Le mot de Méchant Réac® ! par
Laurent Sailly
Benjamin Morel, maître de
conférences en droit public, analyse la place de l’État de droit dans le débat
politique contemporain. Il rappelle d’abord qu’aucune démocratie stable ne peut
exister sans respect de la Constitution, qui garantit les libertés fondamentales
et empêche que des majorités passagères ne les abolissent.

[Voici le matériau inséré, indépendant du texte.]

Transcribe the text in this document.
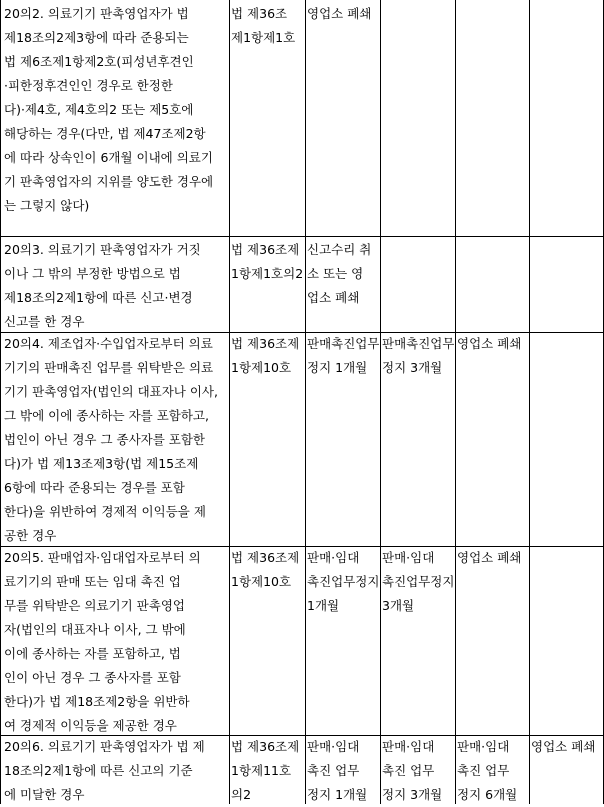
20의2. 의료기기 판촉영업자가 법
제18조의2제3항에 따라 준용되는
법 제6조제1항제2호(피성년후견인
·피한정후견인인 경우로 한정한
다)·제4호, 제4호의2 또는 제5호에
해당하는 경우(다만, 법 제47조제2항
에 따라 상속인이 6개월 이내에 의료기
기 판촉영업자의 지위를 양도한 경우에
는 그렇지 않다)
법 제36조
제1항제1호
영업소 폐쇄
20의3. 의료기기 판촉영업자가 거짓
이나 그 밖의 부정한 방법으로 법
제18조의2제1항에 따른 신고·변경
신고를 한 경우
법 제36조제
1항제1호의2
신고수리 취
소 또는 영
업소 폐쇄
20의4. 제조업자·수입업자로부터 의료
기기의 판매촉진 업무를 위탁받은 의료
기기 판촉영업자(법인의 대표자나 이사,
그 밖에 이에 종사하는 자를 포함하고,
법인이 아닌 경우 그 종사자를 포함한
다)가 법 제13조제3항(법 제15조제
6항에 따라 준용되는 경우를 포함
한다)을 위반하여 경제적 이익등을 제
공한 경우
법 제36조제
1항제10호
판매촉진업무
정지 1개월
판매촉진업무
정지 3개월
영업소 폐쇄
20의5. 판매업자·임대업자로부터 의
료기기의 판매 또는 임대 촉진 업
무를 위탁받은 의료기기 판촉영업
자(법인의 대표자나 이사, 그 밖에
이에 종사하는 자를 포함하고, 법
인이 아닌 경우 그 종사자를 포함
한다)가 법 제18조제2항을 위반하
여 경제적 이익등을 제공한 경우
법 제36조제
1항제10호
판매·임대
촉진업무정지
1개월
판매·임대
촉진업무정지
3개월
영업소 폐쇄
20의6. 의료기기 판촉영업자가 법 제
18조의2제1항에 따른 신고의 기준
에 미달한 경우
법 제36조제
1항제11호
의2
판매·임대
촉진 업무
정지 1개월
판매·임대
촉진 업무
정지 3개월
판매·임대
촉진 업무
정지 6개월
영업소 폐쇄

Morel souligne
toutefois que l’État de droit n’interdit pas de modifier l’état du droit,
dès lors que les procédures prévues – notamment l’article 89 – sont respectées.
Il juge légitimes les débats ouverts par Bruno Retailleau sur une réorientation
de la jurisprudence constitutionnelle. Morel met en garde contre une vision
sacralisée du juge, dont les décisions restent interprétatives et parfois
discutables. Il appelle enfin à retrouver un équilibre entre délibération
démocratique et garantie des droits, afin d’éviter que l’excès de juridiction
ne fragilise l’adhésion au système constitutionnel.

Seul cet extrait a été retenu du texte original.